Schräge Typen lassen sie folglich hier zuhauf auftreten. Die Palette reicht von George Clooney als etwas zurückgebliebenem Darsteller eines römischen Offiziers im titelgebenden Monumentalfilm über Alden Ehrenreich als Cowboydarsteller und Channing Tatum als steppenden und singenden Matrosen bis zu Scarlett Johansson; sie darf wie einst Esther Williams im Wasserballett brillieren, benimmt sich im Alltag aber wenig damenhaft.

Potpourri der Genres

Im Mittelpunkt steht aber Eddie Mannix (Josh Brolin), der dafür sorgen muss, dass die diversen Produktionen von Capitol Pictures reibungslos laufen und die Stars nicht in Skandale verwickelt werden. Verschärft wird seine Aufgabe, als Clooney entführt wird und damit auch noch eine kommunistische Verschwörung ins Spiel kommt.

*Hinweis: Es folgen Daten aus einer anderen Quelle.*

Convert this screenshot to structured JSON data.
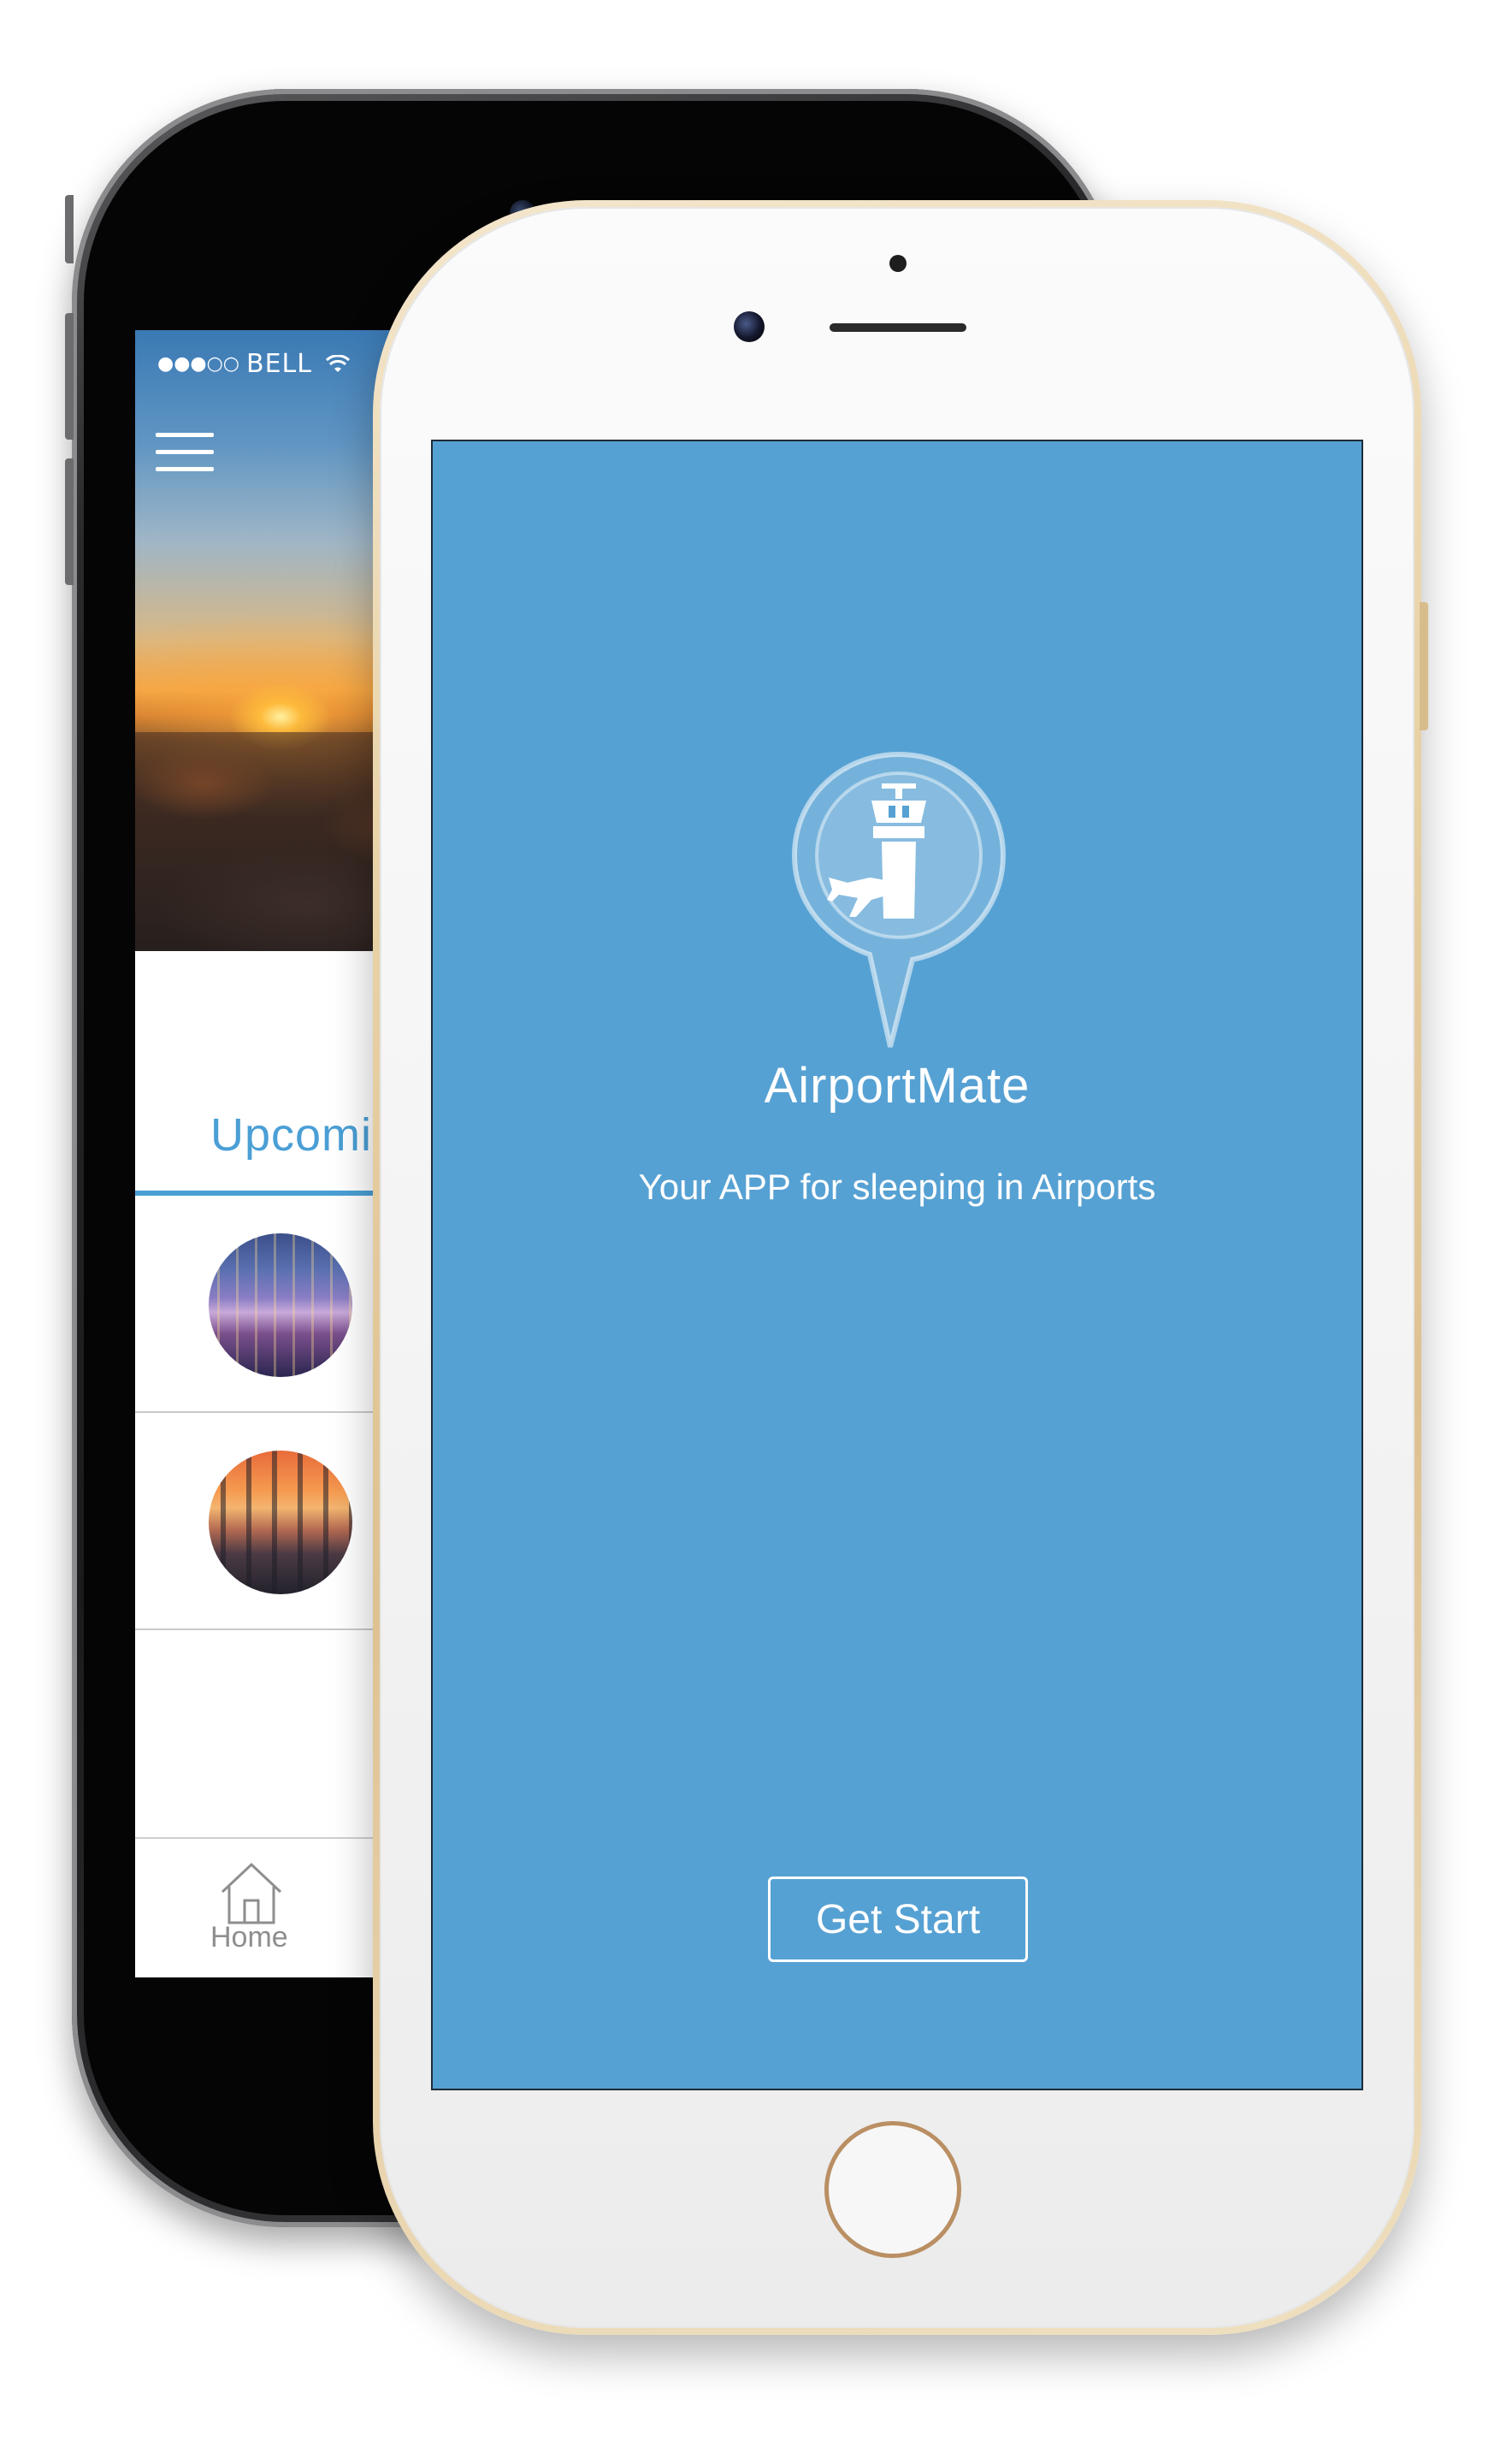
{
  "back_phone": {
    "status_bar": {
      "signal": "●●●○○",
      "carrier": "BELL"
    },
    "icons": {
      "menu": "hamburger-menu-icon",
      "wifi": "wifi-icon",
      "home": "home-icon"
    },
    "section_title": "Upcomin",
    "trips": [
      {
        "image": "city-skyline-night"
      },
      {
        "image": "city-skyline-sunset"
      }
    ],
    "tabbar": {
      "home_label": "Home"
    }
  },
  "front_phone": {
    "app": {
      "name": "AirportMate",
      "tagline": "Your APP for sleeping in Airports",
      "start_button_label": "Get Start",
      "logo_icon": "airport-tower-plane-pin-icon"
    }
  },
  "colors": {
    "screen_blue": "#56a1d3",
    "accent_blue": "#4a9fd5",
    "text_white": "#ffffff",
    "tab_gray": "#8e8e8e",
    "gold_frame": "#dec191",
    "dark_frame": "#1b1b1d"
  }
}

Lustvoll agiert das Starensemble, mit liebevoller Ironie erwecken die Coens, Kameramann Roger Deakins und Production Designer Jess Gonchor das Hollywood der 1950er-Jahre zum Leben. In ausführlichen Film-im-Film-Szenen erweisen sie ihre Referenz nicht nur Monumentalfilm, Western und Gene-Kelly-Musicals, sondern auch den Dramen à la George Cukor; an ihn scheint der von Ralph Fiennes gespielte Regisseur angelehnt. Die Haupthandlung lässt es zudem nicht an Anspielungen auf den Film noir und den Kalten Krieg fehlen.

Der richtige Lebensweg?

So hinreissend jede dieser Szenen für sich ist, so stören sie doch den dramaturgischen Aufbau von «Hail, Caesar!». Denn sie dienen einzig der Hommage, aber nicht der Handlung, auch wenn eine Verbindung zwischen antiker Sklavenhalter-Gesellschaft und dem Hollywood-System hergestellt wird. Auch ein Kruzifix und eine Beichtszene am Beginn und am Ende können da der Suche von Mannix nach Sinn und richtigem Lebensweg nicht entscheidend Nachdruck verleihen. Zwar mag «Hail, Caesar!» nicht zu den besten Coen-Filmen zählen, ein grosser Spass ist er dank seiner liebevoll detailreichen Inszenierung, zu der auch ein Einblick in die Gefahren alter Filmschneidemaschinen gehört, dennoch.

«Hail Caeser!» läuft bereits ab 18.2. in den Schweizer Kinos.